Posted by: Jason Pontin at August 5th, 2005 9:48 AM

I'll echo Jason's question: Why would a world without kids be something to look forward to? I can understand how particular individuals might not want children and will choose not to have them. It's not a choice I personally would make; having a daughter and raising her to adulthood was a marvelous experience which I would not want to have missed. Other people will have other preferences.

But individual preferences say nothing about the societal costs or benefits of not having any children. Nor do I see how this issue is intrinsic to the debate over life extension.

My suspicion is that some defenders of life extension fear that the question of children (or lack thereof) in a society where aging has been conquered is a valid and threatening point of criticism. So they attempt to sidestep the question by arguing that a lack of children is just hunky-dorey.

I don't think the elimination of aging will drastically change human nature, as some people fear and others hope. If anything human nature, on the average, will become more stable. As long as new children are not coercively forbidden by government edicts, there will be plenty of people who will choose to bring babies into the world. At the same time, societal pressures to have large families in order to assure support for infirm parents in their old age will abate.

So neither extreme -- a world without children or rising overpopulation due to people who won't die -- strikes me as a likely scenario. The human race will cope and adapt to indefinite life extension, just as it has managed with other radical advances like reliable birth control.

Posted by: Daniel Wiener at August 5th, 2005 1:17 PM

Yes, Jason, free societies do limit the rights of individuals, when they infringe apon others. For example, the state rightfully limits me be able to go out partying tonight and driving home drunk. Similarly, we have laws against consumption of recreational drugs.

However, the right to life is assumed to be unlimited. My life is my highest value. If some kind of space aliens were to come in and threaten to enslave or kill us all, of course I would sacrifice my life to fight and destroy them, if that is what it took. However, I would never consider to sacrifice my life and love of it for any other cause. You see, in the first example, I am sacrificing my life in the defense of life and freedom ITSELF. In the second case, I am expected to sacrifice my life and freedom, just to maintain a certain form of social order. This is eseentially what Hitler and Stalin believed in. My point is, in the absence of a "freedom-threatening" enemy, I consider my right to life to be absolute and beyong reproach by any government or other human institution.
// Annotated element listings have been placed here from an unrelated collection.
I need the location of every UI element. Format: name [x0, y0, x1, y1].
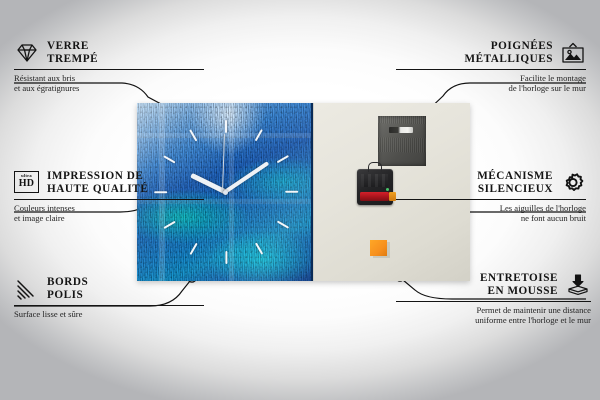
dial-tick-5: [255, 242, 264, 254]
feature-entretoise-en-mousse: ENTRETOISE EN MOUSSE Permet de maintenir…: [396, 272, 591, 326]
feature-title: ENTRETOISE EN MOUSSE: [480, 272, 558, 297]
foam-spacer-press-icon: [565, 273, 591, 297]
dial-tick-4: [277, 220, 289, 229]
dial-tick-2: [277, 155, 289, 164]
diamond-icon: [14, 41, 40, 65]
mechanism-housing-detail: [361, 174, 388, 187]
feature-subtitle: Surface lisse et sûre: [14, 309, 204, 319]
feature-verre-trempe: VERRE TREMPÉ Résistant aux bris et aux é…: [14, 40, 204, 94]
aa-battery: [360, 192, 389, 201]
feature-subtitle: Permet de maintenir une distance uniform…: [396, 305, 591, 326]
ultra-hd-icon: ultra HD: [14, 171, 40, 195]
feature-title: POIGNÉES MÉTALLIQUES: [464, 40, 553, 65]
clock-second-hand: [222, 134, 225, 192]
feature-mecanisme-silencieux: MÉCANISME SILENCIEUX Les aiguilles de l'…: [396, 170, 586, 224]
feature-divider: [396, 199, 586, 200]
feature-title: BORDS POLIS: [47, 276, 88, 301]
dial-tick-3: [285, 191, 298, 193]
feature-bords-polis: BORDS POLIS Surface lisse et sûre: [14, 276, 204, 319]
clock-center-hub: [223, 190, 228, 195]
feature-divider: [14, 69, 204, 70]
feature-subtitle: Couleurs intenses et image claire: [14, 203, 204, 224]
feature-title: VERRE TREMPÉ: [47, 40, 98, 65]
picture-frame-hanger-icon: [560, 41, 586, 65]
feature-divider: [14, 199, 204, 200]
battery-positive-terminal: [389, 192, 396, 201]
ultra-hd-icon-main-text: HD: [19, 179, 34, 189]
feature-subtitle: Facilite le montage de l'horloge sur le …: [396, 73, 586, 94]
dial-tick-11: [189, 129, 198, 141]
mechanism-indicator-dot: [386, 188, 389, 191]
mechanism-hanging-loop: [368, 162, 382, 172]
hanger-keyhole-slot: [389, 127, 413, 133]
quartz-movement-mechanism: [357, 169, 393, 205]
gear-icon: [560, 171, 586, 195]
metal-hanger-plate: [378, 116, 426, 166]
feature-poignees-metalliques: POIGNÉES MÉTALLIQUES Facilite le montage…: [396, 40, 586, 94]
polished-edges-icon: [14, 277, 40, 301]
feature-title: MÉCANISME SILENCIEUX: [477, 170, 553, 195]
feature-impression-haute-qualite: ultra HD IMPRESSION DE HAUTE QUALITÉ Cou…: [14, 170, 204, 224]
infographic-canvas: VERRE TREMPÉ Résistant aux bris et aux é…: [0, 0, 600, 400]
dial-tick-10: [163, 155, 175, 164]
foam-spacer-pad: [370, 240, 387, 256]
dial-tick-1: [255, 129, 264, 141]
clock-minute-hand: [224, 161, 269, 194]
dial-tick-6: [225, 251, 227, 264]
feature-subtitle: Les aiguilles de l'horloge ne font aucun…: [396, 203, 586, 224]
feature-divider: [396, 301, 591, 302]
dial-tick-12: [225, 120, 227, 133]
feature-subtitle: Résistant aux bris et aux égratignures: [14, 73, 204, 94]
feature-divider: [396, 69, 586, 70]
feature-title: IMPRESSION DE HAUTE QUALITÉ: [47, 170, 148, 195]
dial-tick-7: [189, 242, 198, 254]
feature-divider: [14, 305, 204, 306]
Human institutions exist to serve the human individual. Not the other way around. I do not consider myself to be subservient to the goals of any particular human institution. In fact, I consider all human institutions to be only resources to be exploited for whatever purpose I see fit to pursue. I would never consider giving up my life just to preserve a human institution.
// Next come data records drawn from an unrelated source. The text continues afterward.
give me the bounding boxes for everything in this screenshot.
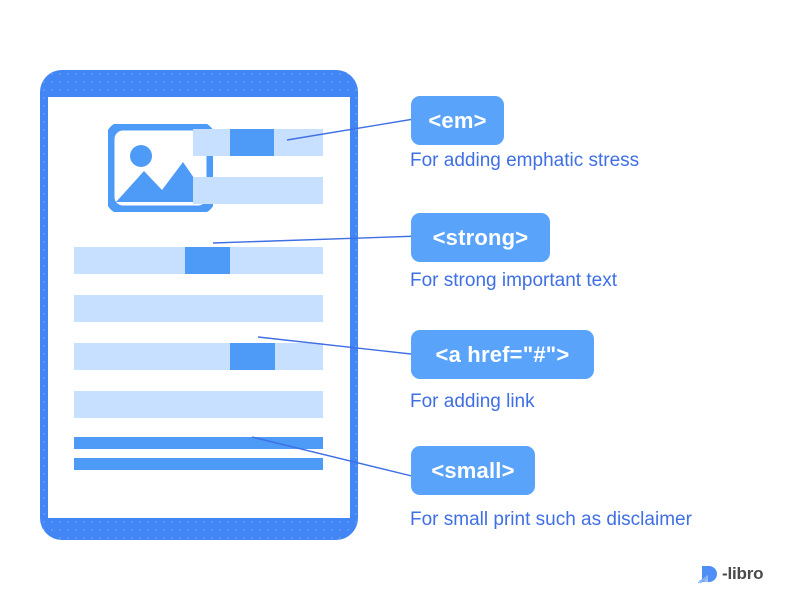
annotation-pill-small[interactable]: <small> — [411, 446, 535, 495]
annotation-caption-small: For small print such as disclaimer — [410, 509, 692, 531]
bar-subtitle — [193, 177, 323, 204]
annotation-caption-anchor: For adding link — [410, 391, 535, 413]
annotation-caption-strong: For strong important text — [410, 270, 617, 292]
illustration-canvas: <em> For adding emphatic stress <strong>… — [0, 0, 800, 600]
bar-paragraph-1-highlight — [185, 247, 230, 274]
annotation-tag-em: <em> — [428, 108, 486, 134]
brand-logo: -libro — [698, 564, 763, 584]
d-libro-mark-icon — [698, 564, 720, 584]
bar-footer-1 — [74, 437, 323, 449]
annotation-pill-strong[interactable]: <strong> — [411, 213, 550, 262]
annotation-tag-strong: <strong> — [433, 225, 529, 251]
bar-paragraph-2 — [74, 295, 323, 322]
phone-mockup — [40, 70, 358, 540]
annotation-tag-small: <small> — [431, 458, 514, 484]
brand-logo-text: -libro — [722, 564, 763, 584]
bar-paragraph-4 — [74, 391, 323, 418]
bar-title-highlight — [230, 129, 274, 156]
bar-footer-2 — [74, 458, 323, 470]
phone-screen — [48, 97, 350, 518]
bar-paragraph-3-highlight — [230, 343, 275, 370]
annotation-tag-anchor: <a href="#"> — [436, 342, 570, 368]
annotation-pill-em[interactable]: <em> — [411, 96, 504, 145]
annotation-pill-anchor[interactable]: <a href="#"> — [411, 330, 594, 379]
annotation-caption-em: For adding emphatic stress — [410, 150, 639, 172]
bar-paragraph-3 — [74, 343, 323, 370]
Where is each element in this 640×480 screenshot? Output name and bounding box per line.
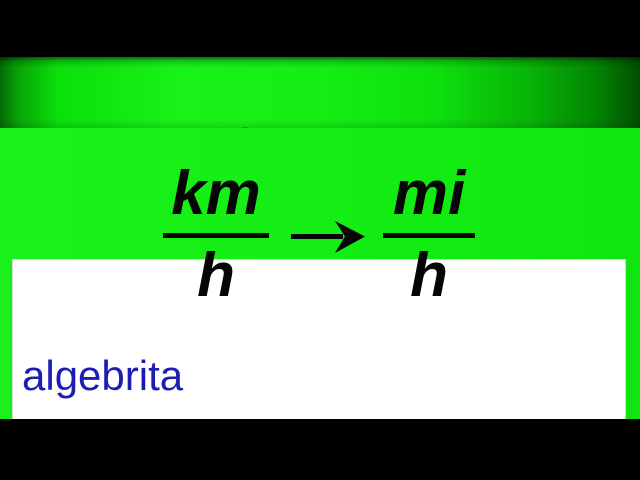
target-unit-numerator: mi: [387, 164, 471, 227]
letterbox-top: [0, 0, 640, 57]
title-banner: Conversión de unidades: [0, 57, 640, 130]
target-fraction-bar: [383, 233, 475, 238]
source-unit-numerator: km: [165, 164, 267, 227]
target-unit-denominator: h: [404, 246, 454, 307]
arrow-right-icon: [283, 207, 375, 267]
source-unit-fraction: km h: [163, 164, 269, 307]
video-frame: Conversión de unidades km h mi h algebri…: [0, 0, 640, 480]
brand-watermark: algebrita: [22, 352, 183, 400]
target-unit-fraction: mi h: [383, 164, 475, 307]
source-unit-denominator: h: [191, 246, 241, 307]
letterbox-bottom: [0, 419, 640, 480]
unit-conversion-formula: km h mi h: [12, 150, 626, 320]
source-fraction-bar: [163, 233, 269, 238]
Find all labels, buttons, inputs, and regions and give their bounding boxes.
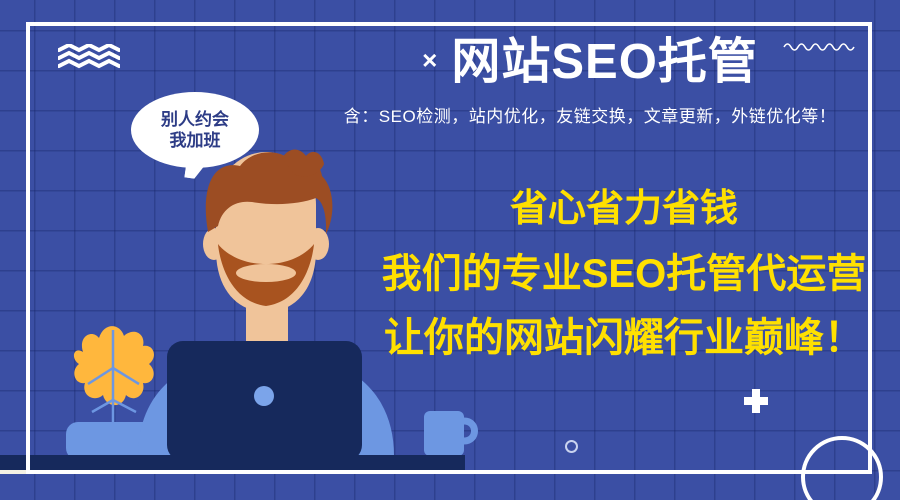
small-circle-decoration — [565, 440, 578, 453]
speech-bubble-line-1: 别人约会 — [161, 109, 229, 130]
page-title: 网站SEO托管 — [451, 36, 757, 90]
speech-bubble-line-2: 我加班 — [170, 130, 221, 151]
slogan-line-3: 让你的网站闪耀行业巅峰！ — [368, 318, 880, 358]
title-row: × 网站SEO托管 — [300, 36, 880, 90]
laptop-illustration — [167, 341, 362, 461]
slogan-line-2: 我们的专业SEO托管代运营 — [368, 254, 880, 294]
wave-zigzag-icon — [58, 44, 120, 70]
speech-bubble: 别人约会 我加班 — [131, 92, 259, 168]
desk-surface — [0, 455, 465, 471]
desk-edge-highlight — [0, 470, 482, 474]
slogan-line-1: 省心省力省钱 — [368, 190, 880, 228]
seo-hosting-poster: 别人约会 我加班 × 网站SEO托管 含：SEO检测，站内优化，友链交换，文章更… — [0, 0, 900, 500]
headline-block: × 网站SEO托管 含：SEO检测，站内优化，友链交换，文章更新，外链优化等！ — [300, 36, 880, 127]
page-subtitle: 含：SEO检测，站内优化，友链交换，文章更新，外链优化等！ — [300, 102, 880, 127]
plus-icon — [744, 389, 768, 413]
title-bullet-icon: × — [422, 47, 437, 79]
mug-illustration — [424, 411, 475, 456]
slogan-list: 省心省力省钱 我们的专业SEO托管代运营 让你的网站闪耀行业巅峰！ — [368, 190, 880, 358]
About a world without kids. I simply don't give a rat's arse about this issue. It is the opponents, not advocates, of prologevity who throw up the issue of kids as a straw man argument against prologevity. I refuse to accept this as legitimate argument against prologevity.

FYI, I have no kids and have no desire to have them. Living in SoCal in the late 80's and through out Asia in the 90's, I lived in very "child-less" social melieus and found that I was able to create the life and happiness that I wanted, despite being in a "child-less" melieu.

I think Daniel is right. Some people will have kids, others won't in the coming post-mortal society. Just like today.